Daily Investment Interpretations
January 11, 2009
2009-1-11:
Update: Paul Krugman has just
published two more "news bites" dealing with the
prospects for a second Great Depression. The first of these, Permanent
Link to A scary analogy, quotes Mark
Thoma, who likens the stimulus package to driving up an icy hill. If
you don't tackle the hill with enough initial momentum, you risk sliding
back down before reaching the top.
To me, this drives a ten-penny nail into the coffin of
the existing Obama stimulus package, and indirectly, into the economy and
U. S. stock markets. Better no stimulus package at all than one that fails
to slay the bear. Of course, they're probably making it as large as they
think they dare.
The second news bite, Permanent
Link to Specifics, addresses the demand for specific solution
suggestions from Paul Krugman. His response: he doesn't have the inside
information that he would need to offer specific solution suggestions.

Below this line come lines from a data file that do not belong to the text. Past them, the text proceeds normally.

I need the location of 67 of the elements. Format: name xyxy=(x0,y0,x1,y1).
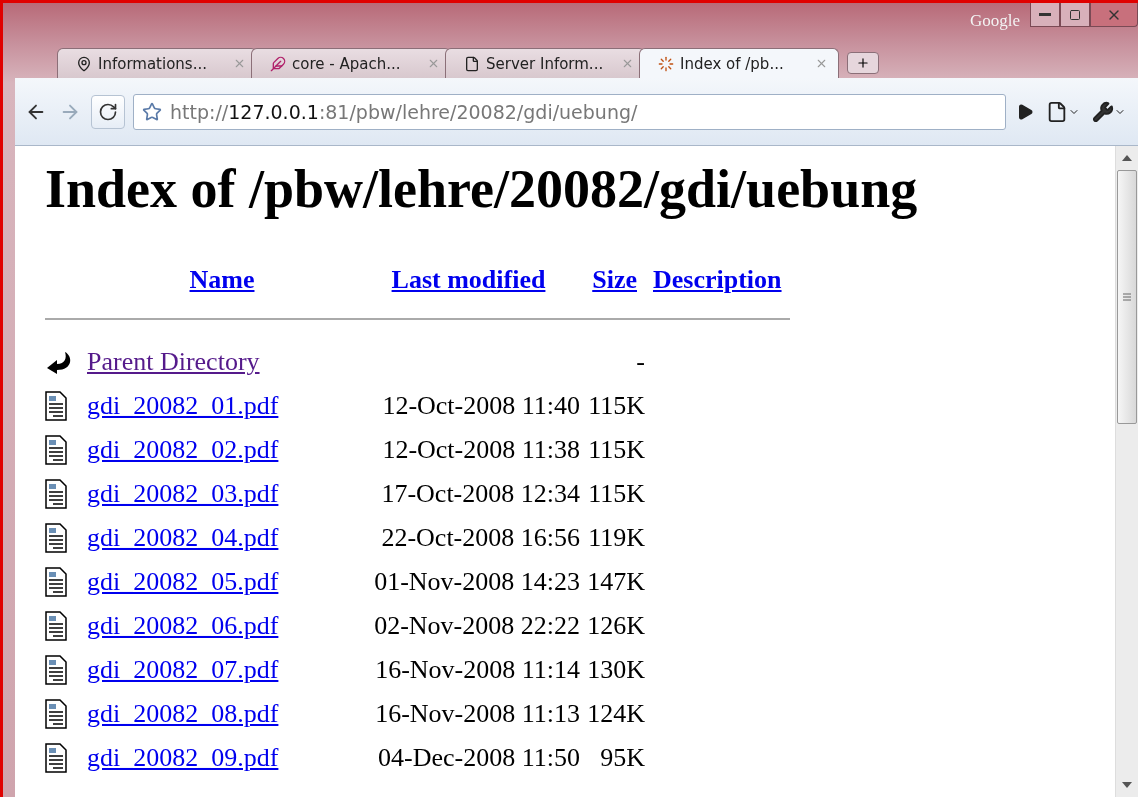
document-icon xyxy=(45,523,67,553)
size-text: 124K xyxy=(587,698,645,730)
page-icon xyxy=(464,55,480,72)
minimize-icon xyxy=(1039,13,1051,16)
date-text: 16-Nov-2008 11:13 xyxy=(375,698,580,730)
size-text: 126K xyxy=(587,610,645,642)
document-icon xyxy=(45,567,67,597)
column-header-link[interactable]: Last modified xyxy=(391,264,546,296)
new-tab-button[interactable] xyxy=(847,52,879,74)
document-icon xyxy=(45,699,67,729)
file-link[interactable]: gdi_20082_05.pdf xyxy=(87,566,279,598)
maximize-icon xyxy=(1069,8,1081,21)
feather-icon xyxy=(270,55,286,72)
scroll-up-icon[interactable] xyxy=(1122,154,1132,162)
column-header-link[interactable]: Name xyxy=(189,264,255,296)
file-link[interactable]: Parent Directory xyxy=(87,346,260,378)
scroll-thumb[interactable] xyxy=(1117,170,1137,424)
file-link[interactable]: gdi_20082_06.pdf xyxy=(87,610,279,642)
maximize-button[interactable] xyxy=(1060,3,1090,27)
scrollbar[interactable] xyxy=(1115,146,1138,797)
file-link[interactable]: gdi_20082_04.pdf xyxy=(87,522,279,554)
wrench-icon xyxy=(1092,100,1114,123)
document-icon xyxy=(45,655,67,685)
browser-tab[interactable]: Index of /pb... xyxy=(639,48,839,78)
file-link[interactable]: gdi_20082_01.pdf xyxy=(87,390,279,422)
window-brand: Google xyxy=(969,11,1020,31)
minimize-button[interactable] xyxy=(1030,3,1060,27)
file-link[interactable]: gdi_20082_07.pdf xyxy=(87,654,279,686)
file-link[interactable]: gdi_20082_03.pdf xyxy=(87,478,279,510)
file-link[interactable]: gdi_20082_02.pdf xyxy=(87,434,279,466)
date-text: 12-Oct-2008 11:38 xyxy=(382,434,580,466)
size-text: - xyxy=(636,346,645,378)
document-icon xyxy=(45,479,67,509)
document-icon xyxy=(45,611,67,641)
reload-icon xyxy=(98,101,118,122)
size-text: 130K xyxy=(587,654,645,686)
size-text: 95K xyxy=(600,742,645,774)
document-icon xyxy=(45,435,67,465)
size-text: 119K xyxy=(588,522,645,554)
reload-button[interactable] xyxy=(91,94,125,129)
document-icon xyxy=(45,391,67,421)
date-text: 22-Oct-2008 16:56 xyxy=(381,522,580,554)
file-link[interactable]: gdi_20082_09.pdf xyxy=(87,742,279,774)
page-icon xyxy=(1046,100,1068,123)
date-text: 12-Oct-2008 11:40 xyxy=(382,390,580,422)
date-text: 16-Nov-2008 11:14 xyxy=(375,654,580,686)
column-header-link[interactable]: Size xyxy=(592,264,637,296)
date-text: 17-Oct-2008 12:34 xyxy=(381,478,580,510)
size-text: 115K xyxy=(588,478,645,510)
size-text: 115K xyxy=(588,390,645,422)
plus-icon xyxy=(856,56,870,70)
close-icon[interactable] xyxy=(815,57,828,70)
address-field[interactable]: http://127.0.0.1:81/pbw/lehre/20082/gdi/uebung/ xyxy=(133,93,1006,130)
column-header-link[interactable]: Description xyxy=(653,264,782,296)
page-heading: Index of /pbw/lehre/20082/gdi/uebung xyxy=(45,158,919,220)
star-icon[interactable] xyxy=(142,101,162,122)
date-text: 01-Nov-2008 14:23 xyxy=(374,566,580,598)
file-link[interactable]: gdi_20082_08.pdf xyxy=(87,698,279,730)
spinner-icon xyxy=(658,55,674,72)
scroll-down-icon[interactable] xyxy=(1122,781,1132,789)
grip-icon xyxy=(1123,293,1131,301)
size-text: 147K xyxy=(587,566,645,598)
date-text: 02-Nov-2008 22:22 xyxy=(374,610,580,642)
pin-icon xyxy=(76,55,92,72)
date-text: 04-Dec-2008 11:50 xyxy=(378,742,580,774)
document-icon xyxy=(45,743,67,773)
size-text: 115K xyxy=(588,434,645,466)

In the meantime, I've received an email warning from
The Motley Fool that a huge rally is coming. Am I/are we in the right
stocks? (For $169, they'll keep us in the right stocks for the next two
years.) And the Cabot Top Ten Report can be ours for two years for $174.
It will also make us buckets of money. (These sound like much better deals
than the offers that cost $995 a year, or the offers that run $4,995 a
year.) So who's right: Paul Krugman, et al, or these investment advisors?
Many financial pundits may be basing their
interpretations of what's happening upon their experiences with normal
markets and normal recessions. The big question is: is this going to be
the longest recession since the Great Depression, but at the same time,
just a V-shaped recession that will end this year, with a stock market
that saw its bear market bottom last fall, or is it going to drag on? I
think real caution is still indicated.